Hari ini aku datang membawa beberapa hasil karya anak-anak Kelompok Kerajinan dan aku juga mengajak Astri dan Mitha untuk menghibur Donny. Dia terlihat bangga melihat prakarya yang terbuat dari daun-daun kering yang dibuat oleh anak-anak Kelompok Kerajinan. Dan Mitha menyanyikan lagu A Thousand Years, Donny sangat terkesan dengan suara yang dimiliki Mitha.
“Jika aku kalah melawan penyakit ini aku akan berikan mataku padamu.” Kata Donny. Aku kaget mendengarnya begitu juga Astri dan Mitha. Belum sempat aku berbicara Donny langsung menghentikanku dan berkata. “Dan perutku untukmu, Eve. Karena darah kita sama dan aku sudah menanyakannya kepada dokter tentang itu.”
“kamu pasti menang, Don. Kamu kan kuat, aku yakin kamu pasti sembuh.” Aku berusaha tersenyum.
Donny tersenyum dan berkata, “Kalian pulanglah, sudah malam, obatku juga sudah mulai bekerja.” Jadi begitulah, akhirnya aku dan kedua gadis itu pulang.

20:34 , 3 Maret 2012
Aku tidak pernah menyangka penyakitku akan kambuh saat aku menyetir dengan kecepatan 80 KM/jam. Hal terakhir yang kuingat adalah Astri berteriak kepadaku dan aku menabrakan RX-8ku ke pohon.

2:12 , 4 Maret 2012
“Eve, bangun.” Seseorang menepuk pundakku. Ternyata Donny, senang sekali melihatnya sehat seperti dulu. Senyum cerah menghiasi bibirnya. Tangannya terulur dan membantuku bangun. Aku tidak tahu dimana aku berada, semuanya terlihat buram, hanya Donny yang terlihat nyata dan jelas.
“Kita dimana, Don?” tanyaku padanya.
“Tidak penting kita berada dimana. Eve, nanti setelah kau sadar, aku ingin kau berjanji untuk menjaga dan merawat YSS yang telah kita buat bersama. Dan aku juga ngin kau menyerahkan lagu yang aku buat pada Mitha. Dia pasti akan senang saat menyanyikannya.”
“Apa maksudmu? Aku tidak mengerti,” Donny menempelkan telunjuknya di bibirku.
“Nanti Mitha akan melihat dengan mataku. Sekarang waktuku tinggal sedikit, dan aku harus pergi.” Sedikit demi sedikit sosok Donny mulai menghilang. Kucoba untuk menggapainya tapi percuma saja karena Donny sudah pergi.

3:02 , 4 Maret 2012
Hal yang pertama yang kulihat adalah wajah ibuku, wajahnya terlihat sangat khawatir. Ia tersenyum kepadaku dan berkata, “hai, bagaimana keadaanmu, sayang?”
Aku berusaha untuk duduk tapi rasa perih di perutku kembali membuatku terjatuh di atas ranjang.
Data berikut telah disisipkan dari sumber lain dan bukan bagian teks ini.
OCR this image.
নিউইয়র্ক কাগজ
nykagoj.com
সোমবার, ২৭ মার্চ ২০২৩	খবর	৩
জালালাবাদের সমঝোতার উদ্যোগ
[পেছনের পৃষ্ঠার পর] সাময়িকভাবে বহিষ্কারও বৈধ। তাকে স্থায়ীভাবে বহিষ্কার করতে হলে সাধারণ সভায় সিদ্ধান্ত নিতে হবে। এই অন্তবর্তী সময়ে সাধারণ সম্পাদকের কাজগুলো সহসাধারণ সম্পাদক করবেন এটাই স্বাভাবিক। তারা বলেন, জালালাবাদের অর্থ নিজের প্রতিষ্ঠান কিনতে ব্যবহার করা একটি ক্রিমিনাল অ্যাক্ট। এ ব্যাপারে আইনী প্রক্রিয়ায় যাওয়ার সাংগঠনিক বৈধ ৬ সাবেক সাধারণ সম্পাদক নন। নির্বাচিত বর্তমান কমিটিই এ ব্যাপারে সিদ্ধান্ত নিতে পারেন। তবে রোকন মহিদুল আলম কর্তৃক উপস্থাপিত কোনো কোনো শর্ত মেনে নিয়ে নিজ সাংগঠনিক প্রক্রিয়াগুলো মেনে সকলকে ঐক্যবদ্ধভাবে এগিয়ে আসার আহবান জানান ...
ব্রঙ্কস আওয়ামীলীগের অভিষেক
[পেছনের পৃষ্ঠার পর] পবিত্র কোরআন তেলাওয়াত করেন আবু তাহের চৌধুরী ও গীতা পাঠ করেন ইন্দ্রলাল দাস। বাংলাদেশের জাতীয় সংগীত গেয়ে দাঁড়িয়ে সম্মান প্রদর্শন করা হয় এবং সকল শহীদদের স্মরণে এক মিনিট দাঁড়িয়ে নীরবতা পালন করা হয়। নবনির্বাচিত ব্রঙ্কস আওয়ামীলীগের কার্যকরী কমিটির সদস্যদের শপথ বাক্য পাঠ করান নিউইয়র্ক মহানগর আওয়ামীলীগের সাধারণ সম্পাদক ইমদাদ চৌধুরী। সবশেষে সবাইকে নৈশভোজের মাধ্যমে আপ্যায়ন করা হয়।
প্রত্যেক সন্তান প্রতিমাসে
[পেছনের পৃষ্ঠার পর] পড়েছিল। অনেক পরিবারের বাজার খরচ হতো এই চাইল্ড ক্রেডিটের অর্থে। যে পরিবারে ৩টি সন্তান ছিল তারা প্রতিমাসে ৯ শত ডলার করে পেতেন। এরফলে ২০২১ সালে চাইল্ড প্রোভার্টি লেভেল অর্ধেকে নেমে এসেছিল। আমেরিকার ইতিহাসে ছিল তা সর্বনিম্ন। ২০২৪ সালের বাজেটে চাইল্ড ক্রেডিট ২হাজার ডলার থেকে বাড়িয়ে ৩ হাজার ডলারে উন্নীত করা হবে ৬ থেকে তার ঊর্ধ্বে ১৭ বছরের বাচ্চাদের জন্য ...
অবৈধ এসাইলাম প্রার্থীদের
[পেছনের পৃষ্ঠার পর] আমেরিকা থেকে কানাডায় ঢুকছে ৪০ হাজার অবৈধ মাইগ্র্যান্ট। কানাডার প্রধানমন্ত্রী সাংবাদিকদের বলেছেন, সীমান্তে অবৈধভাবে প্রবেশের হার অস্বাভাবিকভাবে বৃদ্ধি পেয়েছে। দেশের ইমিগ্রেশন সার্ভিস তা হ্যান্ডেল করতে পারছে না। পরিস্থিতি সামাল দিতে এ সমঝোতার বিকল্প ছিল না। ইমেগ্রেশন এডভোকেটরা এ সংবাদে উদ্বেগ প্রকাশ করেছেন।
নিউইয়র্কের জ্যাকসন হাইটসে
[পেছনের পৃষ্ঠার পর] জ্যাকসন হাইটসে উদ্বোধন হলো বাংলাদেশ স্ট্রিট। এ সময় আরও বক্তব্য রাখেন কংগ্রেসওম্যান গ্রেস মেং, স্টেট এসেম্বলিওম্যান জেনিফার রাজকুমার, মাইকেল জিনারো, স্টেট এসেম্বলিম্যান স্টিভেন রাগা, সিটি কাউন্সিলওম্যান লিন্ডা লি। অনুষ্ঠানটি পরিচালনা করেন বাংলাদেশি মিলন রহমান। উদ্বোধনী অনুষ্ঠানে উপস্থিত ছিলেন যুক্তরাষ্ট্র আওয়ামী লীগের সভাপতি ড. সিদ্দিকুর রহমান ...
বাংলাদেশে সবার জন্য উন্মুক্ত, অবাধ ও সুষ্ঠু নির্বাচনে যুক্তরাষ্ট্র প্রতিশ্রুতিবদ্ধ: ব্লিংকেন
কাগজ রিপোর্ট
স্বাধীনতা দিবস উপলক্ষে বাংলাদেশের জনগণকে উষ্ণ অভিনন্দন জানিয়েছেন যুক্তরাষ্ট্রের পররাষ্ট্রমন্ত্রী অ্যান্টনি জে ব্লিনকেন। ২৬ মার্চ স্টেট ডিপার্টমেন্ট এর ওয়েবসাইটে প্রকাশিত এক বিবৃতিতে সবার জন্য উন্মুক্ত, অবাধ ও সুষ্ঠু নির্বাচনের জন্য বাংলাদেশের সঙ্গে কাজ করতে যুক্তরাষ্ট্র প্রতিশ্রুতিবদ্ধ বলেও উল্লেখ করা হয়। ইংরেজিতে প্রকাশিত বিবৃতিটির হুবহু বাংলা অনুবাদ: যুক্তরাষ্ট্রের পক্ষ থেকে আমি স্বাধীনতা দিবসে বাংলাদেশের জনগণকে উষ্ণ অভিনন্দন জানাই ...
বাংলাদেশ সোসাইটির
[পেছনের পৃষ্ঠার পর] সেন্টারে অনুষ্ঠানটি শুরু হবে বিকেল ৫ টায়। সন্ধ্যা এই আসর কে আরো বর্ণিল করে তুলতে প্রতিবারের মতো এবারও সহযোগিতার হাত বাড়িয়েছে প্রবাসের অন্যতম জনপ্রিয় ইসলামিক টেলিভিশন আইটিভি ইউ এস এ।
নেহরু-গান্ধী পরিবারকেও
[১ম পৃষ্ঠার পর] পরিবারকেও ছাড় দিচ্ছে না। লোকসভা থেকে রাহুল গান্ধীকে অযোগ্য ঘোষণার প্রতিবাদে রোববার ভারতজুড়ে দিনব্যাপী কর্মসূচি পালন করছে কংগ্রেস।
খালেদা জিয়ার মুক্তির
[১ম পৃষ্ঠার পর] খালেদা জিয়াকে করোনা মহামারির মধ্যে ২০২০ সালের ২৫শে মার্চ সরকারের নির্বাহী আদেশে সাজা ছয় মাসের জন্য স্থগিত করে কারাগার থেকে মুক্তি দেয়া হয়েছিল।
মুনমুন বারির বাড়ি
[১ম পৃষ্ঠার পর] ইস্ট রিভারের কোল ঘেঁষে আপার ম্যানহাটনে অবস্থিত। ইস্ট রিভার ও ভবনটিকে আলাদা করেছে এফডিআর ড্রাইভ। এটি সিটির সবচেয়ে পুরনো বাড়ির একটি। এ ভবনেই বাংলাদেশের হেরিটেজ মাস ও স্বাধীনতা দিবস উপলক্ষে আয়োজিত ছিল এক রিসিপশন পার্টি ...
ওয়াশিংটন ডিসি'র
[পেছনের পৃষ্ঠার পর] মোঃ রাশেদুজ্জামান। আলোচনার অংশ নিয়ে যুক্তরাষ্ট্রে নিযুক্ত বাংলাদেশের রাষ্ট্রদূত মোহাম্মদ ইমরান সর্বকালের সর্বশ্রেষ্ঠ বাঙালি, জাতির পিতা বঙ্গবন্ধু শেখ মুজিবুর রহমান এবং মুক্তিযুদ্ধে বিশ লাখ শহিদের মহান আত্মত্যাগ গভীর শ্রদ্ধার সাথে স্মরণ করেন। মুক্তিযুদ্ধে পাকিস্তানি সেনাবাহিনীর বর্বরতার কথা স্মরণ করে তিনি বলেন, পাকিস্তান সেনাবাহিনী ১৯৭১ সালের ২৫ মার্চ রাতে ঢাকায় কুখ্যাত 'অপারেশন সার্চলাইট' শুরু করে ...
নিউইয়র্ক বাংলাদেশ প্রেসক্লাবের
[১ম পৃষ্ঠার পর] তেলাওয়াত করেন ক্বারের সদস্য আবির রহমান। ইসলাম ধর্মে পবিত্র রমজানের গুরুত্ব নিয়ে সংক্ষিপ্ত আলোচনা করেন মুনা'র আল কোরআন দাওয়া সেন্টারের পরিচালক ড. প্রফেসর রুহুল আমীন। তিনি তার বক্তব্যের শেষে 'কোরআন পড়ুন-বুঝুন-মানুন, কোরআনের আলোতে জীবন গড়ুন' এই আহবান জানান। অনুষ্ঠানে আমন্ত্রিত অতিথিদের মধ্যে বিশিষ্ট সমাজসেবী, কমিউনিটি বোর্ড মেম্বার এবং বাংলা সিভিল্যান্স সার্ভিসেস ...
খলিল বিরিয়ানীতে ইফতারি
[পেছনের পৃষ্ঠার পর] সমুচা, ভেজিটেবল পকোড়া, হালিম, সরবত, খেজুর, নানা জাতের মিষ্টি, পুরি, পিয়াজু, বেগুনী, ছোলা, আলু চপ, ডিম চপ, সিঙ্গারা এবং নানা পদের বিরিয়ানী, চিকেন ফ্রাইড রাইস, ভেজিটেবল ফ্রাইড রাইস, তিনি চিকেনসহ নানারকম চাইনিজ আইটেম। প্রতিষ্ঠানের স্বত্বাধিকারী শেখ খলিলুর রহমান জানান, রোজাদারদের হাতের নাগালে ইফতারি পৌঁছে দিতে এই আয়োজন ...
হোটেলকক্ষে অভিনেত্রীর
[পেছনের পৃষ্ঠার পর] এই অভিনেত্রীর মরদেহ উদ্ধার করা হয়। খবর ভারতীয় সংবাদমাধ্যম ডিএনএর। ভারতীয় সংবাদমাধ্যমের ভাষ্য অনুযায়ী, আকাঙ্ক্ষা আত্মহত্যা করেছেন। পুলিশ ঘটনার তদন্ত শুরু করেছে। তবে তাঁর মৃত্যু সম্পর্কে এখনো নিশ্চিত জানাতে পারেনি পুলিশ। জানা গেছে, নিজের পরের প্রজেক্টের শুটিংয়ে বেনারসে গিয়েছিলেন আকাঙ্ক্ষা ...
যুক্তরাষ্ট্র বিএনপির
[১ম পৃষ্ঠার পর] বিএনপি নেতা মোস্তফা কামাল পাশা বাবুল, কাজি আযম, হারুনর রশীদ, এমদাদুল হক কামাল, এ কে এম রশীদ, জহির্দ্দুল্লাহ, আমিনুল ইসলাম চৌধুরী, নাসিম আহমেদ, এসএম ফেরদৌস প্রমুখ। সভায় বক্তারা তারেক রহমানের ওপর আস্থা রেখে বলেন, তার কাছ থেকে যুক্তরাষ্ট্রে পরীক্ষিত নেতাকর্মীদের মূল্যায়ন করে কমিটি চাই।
Tanganku memegang perutku dan ada balutan perban disana. Apa yang terjadi?
Seakan tahu apa yang ku pikirkan ibuku menjawab, “Kau mendapat donor ginjal yang cocok.”
Aku mulai khawatir sekarang.
“Siapa?” tanyaku dengan suara bergetar menahan ketakutanku.
“Donny.” Jawab ibuku datar. Airmataku tumpah seketika, aku menangis dalam diam, aku diam sementara ibuku menceritakan apa yang terjadi.
Donny, sahabatku yang terbaik, mendapatkan serangan terakhirnya dan menutup mata setelah meminta kepada dokter untuk mendonorkan ginjalnya kepadaku dan kedua retinanya kepada Mitha. Dan menyumbangkan seluruh uang dari hasil bisnisnya ke YSS.

11 Maret 2012
Bagiku suara Mitha kali ini terdengar seperti burung yang benyanyi dengan sedih. Dia menyanyikan lagu It Will Rain dengan gayanya sendiri. Ia dan Astri sudah sangat berubah sejak pertama kali aku melihat mereka di bawah derasnya hujan. Kini Mitha sudah bisa melihat dengan donor retina dari Donny.
Aku masih terduduk di atas kursi rodaku saat Sui menyuruhku untuk memberikan pidato pada acara peringatan seminggu meninggalnya Donny.
Ku tarik nafas dalam-dalam dan mulai berbicara, “Sudah seminggu sahabat kita , Donny telah berpulang. Dia bukan hanya seorang pembisnis biasa, dia adalah seorang pahlawan. Memang bukan pahlawan yang berusaha untuk mengusir penjajah, tapi dia adalah seorang pahlawan yang berperang untuk melawan penyakit yang dideritanya. Walau pun pada akhirnya dia kalah, dia memberikan kemerdekaan bagi dua orang disini. Aku dan Mitha.” Aku mengangguk kepada Mitha. “Mata untuk seorang penyanyi buta dan ginjal bagi seorang penulis yang sekarat. Dan masih banyak hal yang ia berikan.”
Aku menarik nafas dan melanjutkan. “Mungkin Tuhan sudah menuliskan skenario untuk dirinya. Mungkin juga Tuhan sudah menjadikannya sebagai penghidup bagi pemeran yang lainnya. Dia menjalankan perannya dengan sangat baik, pengorbanannya sungguh luar biasa. Dialah pahlawan kita.”
Semuanya bertepuk tangan setelah aku selesai menyampaikan sambutanku. Dan Mitha menyanyikan lagu buatan Donny, The Last Hero.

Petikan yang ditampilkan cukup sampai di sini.